De repente, en su rostro de estatua griega empezaron a salir grietas que me recordaron a cómo en el cuerpo de Bramante se habían abierto brechas el día que Caronte y él se enfrentaron por mí. Todo Zeus empezó a esquirlarse, y con él, el resto de los dioses. A mi alrededor notaba una fuerza inmensa de la que yo no era parte, que era inconmensurablemente enorme en comparación con lo pequeña que yo era. Yo era una hormiga delante de un enorme tornado de poderes. Las olas se agitaban con violencia, de las nubes  negras salían chispas y entre Caronte y los dioses se alzó un viento horrible, como si los fenómenos quisieran ser eco de la agresiva batalla mental que estaban teniendo. Parecía que estuvieran cayendo bombas a mi alrededor, también el estruendo era horrible, y la barca se bamboleaba impetuosamente, queriendo lanzarnos al fondo de la laguna.

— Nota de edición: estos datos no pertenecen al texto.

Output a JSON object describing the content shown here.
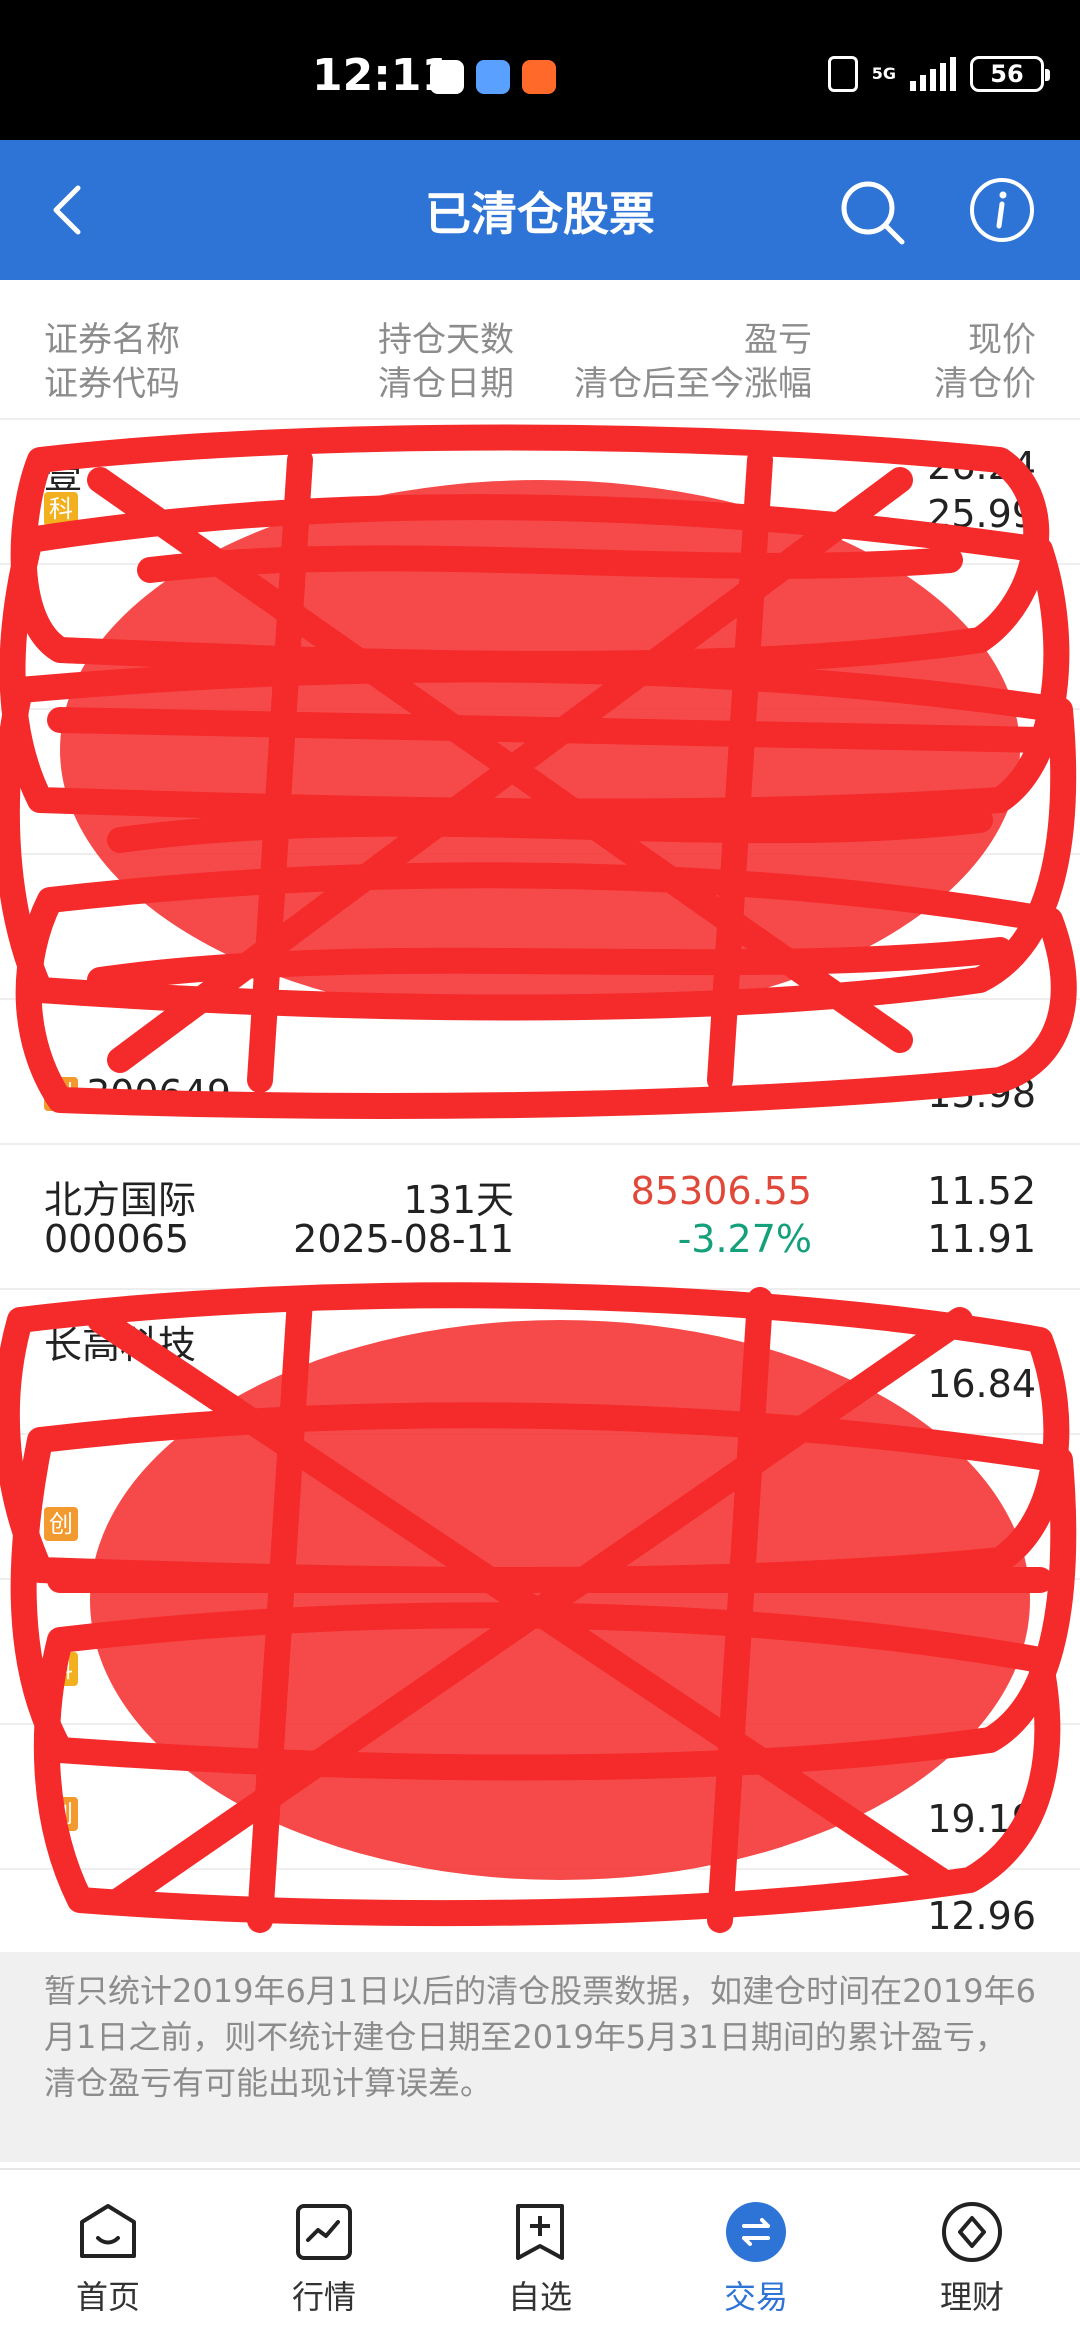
{
  "status": {
    "time": "12:11",
    "network": "5G",
    "battery": "56"
  },
  "header": {
    "title": "已清仓股票"
  },
  "columns": {
    "c1": {
      "top": "证券名称",
      "bottom": "证券代码"
    },
    "c2": {
      "top": "持仓天数",
      "bottom": "清仓日期"
    },
    "c3": {
      "top": "盈亏",
      "bottom": "清仓后至今涨幅"
    },
    "c4": {
      "top": "现价",
      "bottom": "清仓价"
    }
  },
  "rows": [
    {
      "name": "壹",
      "code": "",
      "badge": "科",
      "days": "",
      "date": "",
      "pnl": "",
      "change": "",
      "price": "26.24",
      "close_price": "25.99"
    },
    {
      "name": "",
      "code": "",
      "badge": "",
      "days": "",
      "date": "",
      "pnl": "",
      "change": "",
      "price": "",
      "close_price": ""
    },
    {
      "name": "",
      "code": "",
      "badge": "",
      "days": "",
      "date": "",
      "pnl": "",
      "change": "",
      "price": "",
      "close_price": ""
    },
    {
      "name": "",
      "code": "",
      "badge": "",
      "days": "",
      "date": "",
      "pnl": "",
      "change": "",
      "price": "",
      "close_price": ""
    },
    {
      "name": "",
      "code": "300649",
      "badge": "创",
      "days": "",
      "date": "",
      "pnl": "",
      "change": "",
      "price": "",
      "close_price": "15.98"
    },
    {
      "name": "北方国际",
      "code": "000065",
      "badge": "",
      "days": "131天",
      "date": "2025-08-11",
      "pnl": "85306.55",
      "change": "-3.27%",
      "price": "11.52",
      "close_price": "11.91"
    },
    {
      "name": "长高科技",
      "code": "",
      "badge": "",
      "days": "",
      "date": "",
      "pnl": "",
      "change": "",
      "price": "",
      "close_price": "16.84"
    },
    {
      "name": "",
      "code": "",
      "badge": "创",
      "days": "",
      "date": "",
      "pnl": "",
      "change": "",
      "price": "",
      "close_price": ""
    },
    {
      "name": "",
      "code": "",
      "badge": "科",
      "days": "",
      "date": "",
      "pnl": "",
      "change": "",
      "price": "",
      "close_price": ""
    },
    {
      "name": "",
      "code": "",
      "badge": "创",
      "days": "",
      "date": "",
      "pnl": "",
      "change": "",
      "price": "",
      "close_price": "19.19"
    },
    {
      "name": "",
      "code": "",
      "badge": "",
      "days": "",
      "date": "",
      "pnl": "",
      "change": "",
      "price": "12.96",
      "close_price": ""
    }
  ],
  "note": "暂只统计2019年6月1日以后的清仓股票数据，如建仓时间在2019年6月1日之前，则不统计建仓日期至2019年5月31日期间的累计盈亏，清仓盈亏有可能出现计算误差。",
  "nav": [
    {
      "label": "首页",
      "icon": "home-icon"
    },
    {
      "label": "行情",
      "icon": "market-icon"
    },
    {
      "label": "自选",
      "icon": "watchlist-icon"
    },
    {
      "label": "交易",
      "icon": "trade-icon",
      "active": true
    },
    {
      "label": "理财",
      "icon": "wealth-icon"
    }
  ],
  "colors": {
    "header": "#2e74d6",
    "up": "#e0483a",
    "down": "#14a07a",
    "scribble": "#f52a2a"
  }
}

De repente, rompiendo el caos, Zeus lanzó un grito ilimitado, que llevaba toda la fuerza del Dios.
-SI NO QUIERES QUE ELLA VAYA AL INFIERNO, DÉJAME LLEVAR EL INFIERNO HASTA ELLA.
Y de repente mis ojos se cerraron. Mi conciencia se apagó.

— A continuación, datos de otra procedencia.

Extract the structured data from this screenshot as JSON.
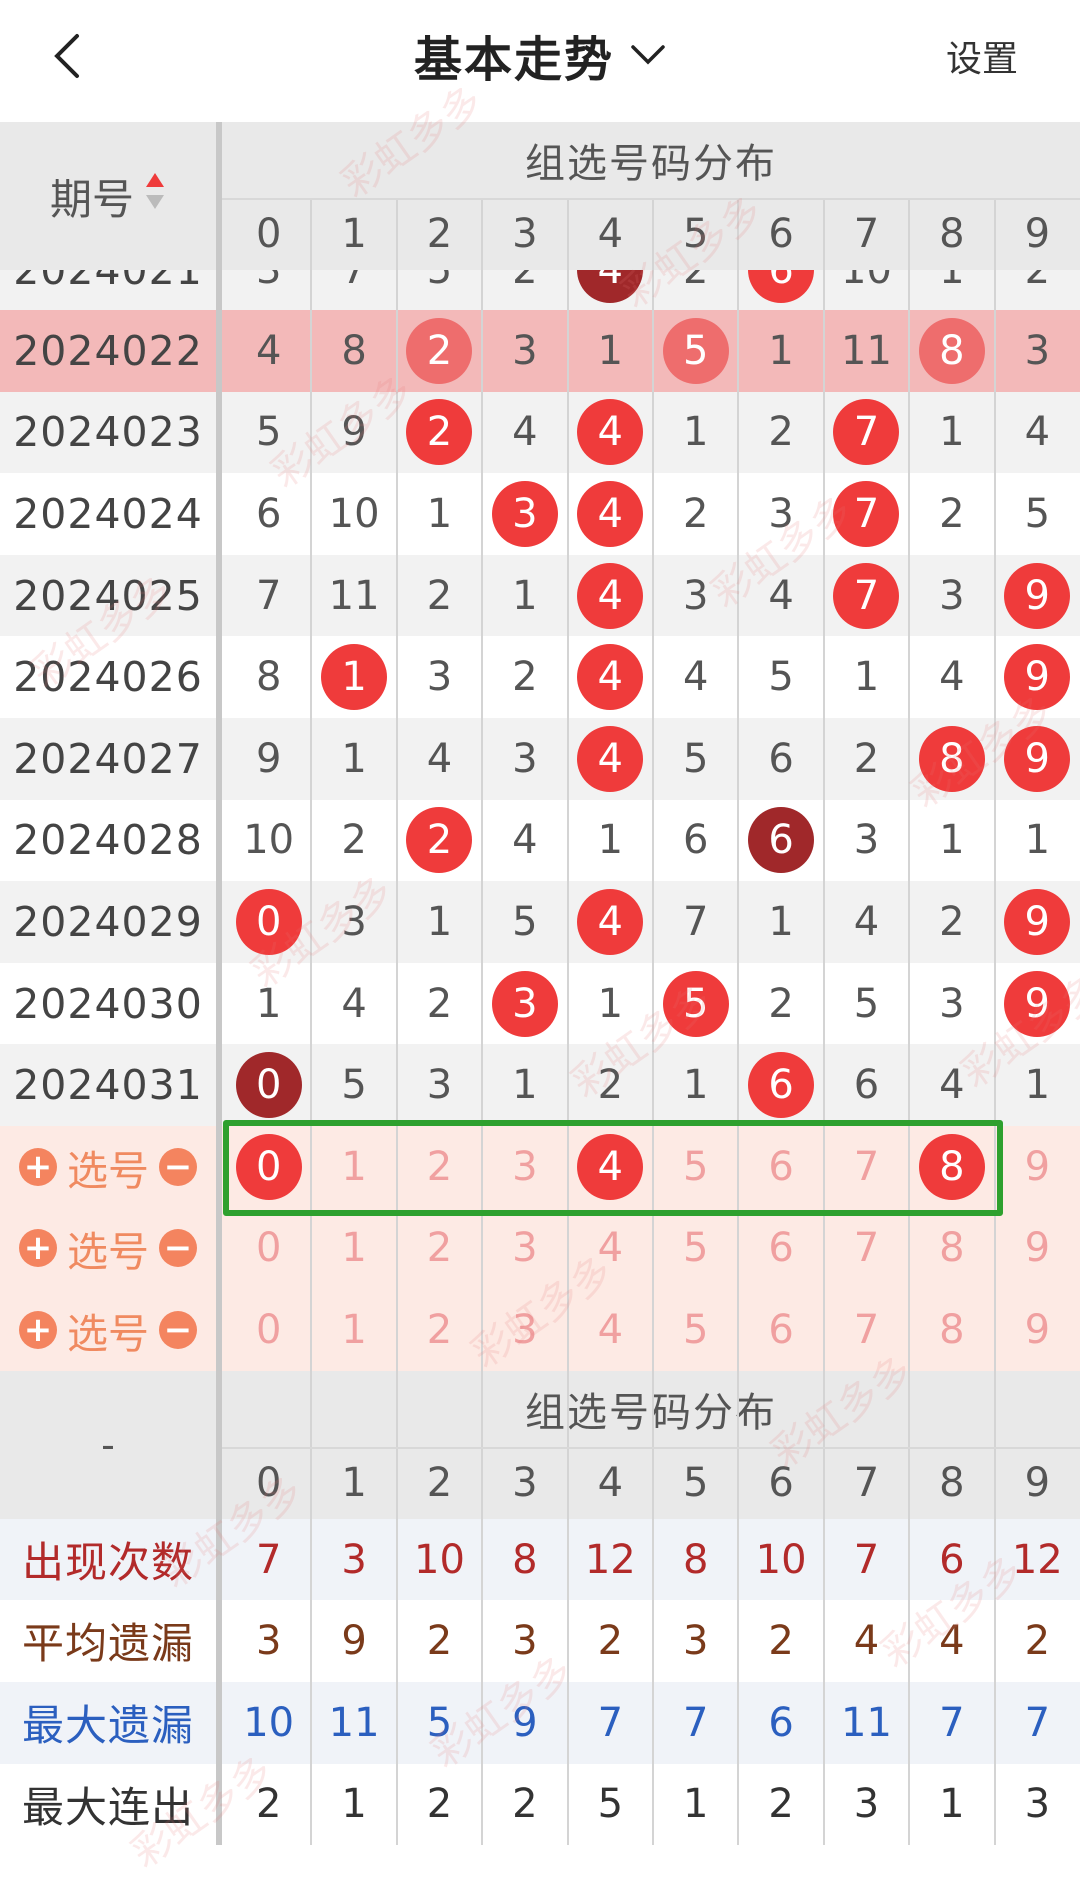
{
  "header": {
    "title": "基本走势",
    "settings_label": "设置"
  },
  "table": {
    "period_header": "期号",
    "section_title": "组选号码分布",
    "digits": [
      "0",
      "1",
      "2",
      "3",
      "4",
      "5",
      "6",
      "7",
      "8",
      "9"
    ],
    "rows": [
      {
        "period": "2024021",
        "values": [
          "3",
          "7",
          "5",
          "2",
          "4",
          "2",
          "6",
          "10",
          "1",
          "2"
        ],
        "hits": [
          4,
          6
        ],
        "dark": [
          4
        ],
        "partial": true
      },
      {
        "period": "2024022",
        "values": [
          "4",
          "8",
          "2",
          "3",
          "1",
          "5",
          "1",
          "11",
          "8",
          "3"
        ],
        "hits": [
          2,
          5,
          8
        ],
        "dark": [],
        "highlight": true
      },
      {
        "period": "2024023",
        "values": [
          "5",
          "9",
          "2",
          "4",
          "4",
          "1",
          "2",
          "7",
          "1",
          "4"
        ],
        "hits": [
          2,
          4,
          7
        ],
        "dark": []
      },
      {
        "period": "2024024",
        "values": [
          "6",
          "10",
          "1",
          "3",
          "4",
          "2",
          "3",
          "7",
          "2",
          "5"
        ],
        "hits": [
          3,
          4,
          7
        ],
        "dark": []
      },
      {
        "period": "2024025",
        "values": [
          "7",
          "11",
          "2",
          "1",
          "4",
          "3",
          "4",
          "7",
          "3",
          "9"
        ],
        "hits": [
          4,
          7,
          9
        ],
        "dark": []
      },
      {
        "period": "2024026",
        "values": [
          "8",
          "1",
          "3",
          "2",
          "4",
          "4",
          "5",
          "1",
          "4",
          "9"
        ],
        "hits": [
          1,
          4,
          9
        ],
        "dark": []
      },
      {
        "period": "2024027",
        "values": [
          "9",
          "1",
          "4",
          "3",
          "4",
          "5",
          "6",
          "2",
          "8",
          "9"
        ],
        "hits": [
          4,
          8,
          9
        ],
        "dark": []
      },
      {
        "period": "2024028",
        "values": [
          "10",
          "2",
          "2",
          "4",
          "1",
          "6",
          "6",
          "3",
          "1",
          "1"
        ],
        "hits": [
          2,
          6
        ],
        "dark": [
          6
        ]
      },
      {
        "period": "2024029",
        "values": [
          "0",
          "3",
          "1",
          "5",
          "4",
          "7",
          "1",
          "4",
          "2",
          "9"
        ],
        "hits": [
          0,
          4,
          9
        ],
        "dark": []
      },
      {
        "period": "2024030",
        "values": [
          "1",
          "4",
          "2",
          "3",
          "1",
          "5",
          "2",
          "5",
          "3",
          "9"
        ],
        "hits": [
          3,
          5,
          9
        ],
        "dark": []
      },
      {
        "period": "2024031",
        "values": [
          "0",
          "5",
          "3",
          "1",
          "2",
          "1",
          "6",
          "6",
          "4",
          "1"
        ],
        "hits": [
          0,
          6
        ],
        "dark": [
          0
        ]
      }
    ],
    "select_rows": [
      {
        "label": "选号",
        "selected": [
          0,
          4,
          8
        ]
      },
      {
        "label": "选号",
        "selected": []
      },
      {
        "label": "选号",
        "selected": []
      }
    ],
    "stats_dash": "-",
    "stats": [
      {
        "label": "出现次数",
        "values": [
          "7",
          "3",
          "10",
          "8",
          "12",
          "8",
          "10",
          "7",
          "6",
          "12"
        ],
        "color": "#b22a2a"
      },
      {
        "label": "平均遗漏",
        "values": [
          "3",
          "9",
          "2",
          "3",
          "2",
          "3",
          "2",
          "4",
          "4",
          "2"
        ],
        "color": "#7a3a1a"
      },
      {
        "label": "最大遗漏",
        "values": [
          "10",
          "11",
          "5",
          "9",
          "7",
          "7",
          "6",
          "11",
          "7",
          "7"
        ],
        "color": "#2b5fbf"
      },
      {
        "label": "最大连出",
        "values": [
          "2",
          "1",
          "2",
          "2",
          "5",
          "1",
          "2",
          "3",
          "1",
          "3"
        ],
        "color": "#333333"
      }
    ]
  },
  "watermark_text": "彩虹多多",
  "colors": {
    "ball_red": "#ef3b3b",
    "ball_dark": "#a0282a",
    "highlight_row": "#f3b9b9",
    "select_bg": "#fdeae4",
    "green_frame": "#2ea02e"
  }
}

Cuando volví a abrir los ojos, todo estaba en calma. Estaba yo sola en la barca, en mitad de la laguna. Las nubes habían vuelto a su color gris habitual. Sacudí la cabeza para despertarme y, al ver que Caronte no estaba en la barca me asomé por uno de los laterales de madera para ver si había caído al fondo. Cuando vi mi reflejo, casi cai de verdad. Mi cara era una calavera. Mis ojos eran profundos agujeros. Mis ropas no eran ahora otra cosa que una capa negra nueva. Y lo peor fue que sentí el peso del Deber. Un peso que me obligaba a coger los remos y a remar hacia la orillas donde esperaban las almas. Remar. Remar. Remar.
Yo era la sucesora de Caronte. Sin Caronte.